“It has been decided that a standard reason code viz. ‘TLH’ shall be used by the reporting entities while reporting the transmission of securities from nominee to legal heir, to the CBDT so as to enable proper application of the provisions of the Income Tax Act, 1961,” Sebi said in its circular.
The new reporting code becomes effective from January 1, 2026.
The nominee acts as a trustee of the securities of the original security holder and transfers the securities to the legal heir as per succession plan.
Under the current system, when a nominee transfers securities to a legal heir, the transaction may sometimes be treated as a ‘transfer” and assessed for capital gains tax.

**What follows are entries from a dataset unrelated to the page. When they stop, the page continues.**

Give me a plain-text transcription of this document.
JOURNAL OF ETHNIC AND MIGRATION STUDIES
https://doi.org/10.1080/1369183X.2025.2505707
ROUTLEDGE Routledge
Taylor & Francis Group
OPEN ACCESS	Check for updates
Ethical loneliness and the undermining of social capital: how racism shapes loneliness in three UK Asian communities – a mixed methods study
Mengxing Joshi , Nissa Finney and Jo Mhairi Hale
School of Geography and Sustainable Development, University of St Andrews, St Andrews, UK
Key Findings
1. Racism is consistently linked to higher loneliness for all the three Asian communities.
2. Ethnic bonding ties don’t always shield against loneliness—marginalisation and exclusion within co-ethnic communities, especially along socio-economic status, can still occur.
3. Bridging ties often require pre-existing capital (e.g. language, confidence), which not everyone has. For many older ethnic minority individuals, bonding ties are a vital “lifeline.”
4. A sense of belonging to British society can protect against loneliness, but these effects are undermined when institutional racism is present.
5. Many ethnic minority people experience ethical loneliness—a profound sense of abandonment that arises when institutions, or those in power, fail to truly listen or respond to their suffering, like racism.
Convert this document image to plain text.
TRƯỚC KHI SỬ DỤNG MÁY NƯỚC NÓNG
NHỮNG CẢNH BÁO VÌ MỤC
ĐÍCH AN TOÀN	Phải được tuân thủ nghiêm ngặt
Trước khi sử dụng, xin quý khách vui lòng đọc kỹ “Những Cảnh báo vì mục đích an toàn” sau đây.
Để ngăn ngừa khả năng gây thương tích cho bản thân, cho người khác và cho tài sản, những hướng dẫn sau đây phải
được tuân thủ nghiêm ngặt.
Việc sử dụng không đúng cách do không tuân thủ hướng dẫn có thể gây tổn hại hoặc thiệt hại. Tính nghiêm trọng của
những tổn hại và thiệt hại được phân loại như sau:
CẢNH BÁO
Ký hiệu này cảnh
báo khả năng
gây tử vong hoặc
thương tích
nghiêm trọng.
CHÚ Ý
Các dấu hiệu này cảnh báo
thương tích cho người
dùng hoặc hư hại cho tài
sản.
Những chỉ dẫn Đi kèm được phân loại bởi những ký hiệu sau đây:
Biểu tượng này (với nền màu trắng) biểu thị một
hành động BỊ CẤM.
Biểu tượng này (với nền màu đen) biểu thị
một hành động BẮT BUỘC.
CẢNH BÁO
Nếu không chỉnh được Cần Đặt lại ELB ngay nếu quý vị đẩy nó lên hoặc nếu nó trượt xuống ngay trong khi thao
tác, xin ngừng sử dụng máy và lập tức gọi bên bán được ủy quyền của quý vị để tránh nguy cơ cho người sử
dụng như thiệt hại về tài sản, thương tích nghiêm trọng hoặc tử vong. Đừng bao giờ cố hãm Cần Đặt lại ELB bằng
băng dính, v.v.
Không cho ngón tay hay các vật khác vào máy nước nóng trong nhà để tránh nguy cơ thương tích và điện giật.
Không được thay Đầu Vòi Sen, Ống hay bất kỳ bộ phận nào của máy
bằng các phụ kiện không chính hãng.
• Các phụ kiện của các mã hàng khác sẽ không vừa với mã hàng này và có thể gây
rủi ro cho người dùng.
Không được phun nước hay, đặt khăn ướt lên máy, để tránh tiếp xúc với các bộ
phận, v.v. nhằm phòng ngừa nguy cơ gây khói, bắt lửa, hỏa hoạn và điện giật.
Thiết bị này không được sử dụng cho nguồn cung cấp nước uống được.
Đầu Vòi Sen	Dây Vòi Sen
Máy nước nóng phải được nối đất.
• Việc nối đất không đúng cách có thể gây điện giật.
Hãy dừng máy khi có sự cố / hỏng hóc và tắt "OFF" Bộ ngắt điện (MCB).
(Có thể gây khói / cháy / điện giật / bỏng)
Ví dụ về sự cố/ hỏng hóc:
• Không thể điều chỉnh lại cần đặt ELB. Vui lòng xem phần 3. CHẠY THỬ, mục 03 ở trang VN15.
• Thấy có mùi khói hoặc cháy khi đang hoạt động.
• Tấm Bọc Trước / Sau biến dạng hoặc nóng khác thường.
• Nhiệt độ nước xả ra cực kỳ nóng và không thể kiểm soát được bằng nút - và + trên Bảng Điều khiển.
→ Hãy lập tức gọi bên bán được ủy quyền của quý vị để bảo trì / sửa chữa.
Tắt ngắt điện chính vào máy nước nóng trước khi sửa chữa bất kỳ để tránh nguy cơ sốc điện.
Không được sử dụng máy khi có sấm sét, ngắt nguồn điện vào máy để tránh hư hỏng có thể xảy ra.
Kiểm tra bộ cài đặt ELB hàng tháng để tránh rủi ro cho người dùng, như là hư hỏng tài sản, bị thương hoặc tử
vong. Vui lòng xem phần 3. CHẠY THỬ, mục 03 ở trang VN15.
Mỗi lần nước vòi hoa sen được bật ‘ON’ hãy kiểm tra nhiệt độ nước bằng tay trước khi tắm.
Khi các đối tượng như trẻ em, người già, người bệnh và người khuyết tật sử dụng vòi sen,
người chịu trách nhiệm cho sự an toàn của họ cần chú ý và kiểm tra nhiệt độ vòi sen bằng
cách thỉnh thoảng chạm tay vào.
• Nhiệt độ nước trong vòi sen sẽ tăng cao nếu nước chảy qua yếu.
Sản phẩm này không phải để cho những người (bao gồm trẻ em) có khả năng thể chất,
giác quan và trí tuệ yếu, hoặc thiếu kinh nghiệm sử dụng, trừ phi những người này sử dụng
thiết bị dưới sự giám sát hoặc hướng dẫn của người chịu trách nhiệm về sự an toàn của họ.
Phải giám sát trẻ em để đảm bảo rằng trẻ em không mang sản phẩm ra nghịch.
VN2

Sebi in its circular noted that the payment of tax by the nominee in such a situation may not be appropriate considering that in terms of clause (iii) of Section 47 of the Income Tax Act, 1961, such transmission is exempted and not considered as ‘transfer. “While the nominee may claim refund of such tax, this process causes inconvenience to the nominee,” the circular said.To resolve this, Sebi formed a Working Group which engaged directly with the Central Board of Direct Taxes (CBDT) and recommended the use of a new reporting code ‘TLH’.This code will help ensure such transfers are correctly reported and not taxed as capital gains, Sebi circular said.
Sebi has directed all reporting entities, including RTAs, listed companies, depositories, and depository participants to use the ‘TLH’ code from January 1, 2026 when reporting these transactions to CBDT.
Earlier, Sebi streamlined the process of appointing nominees.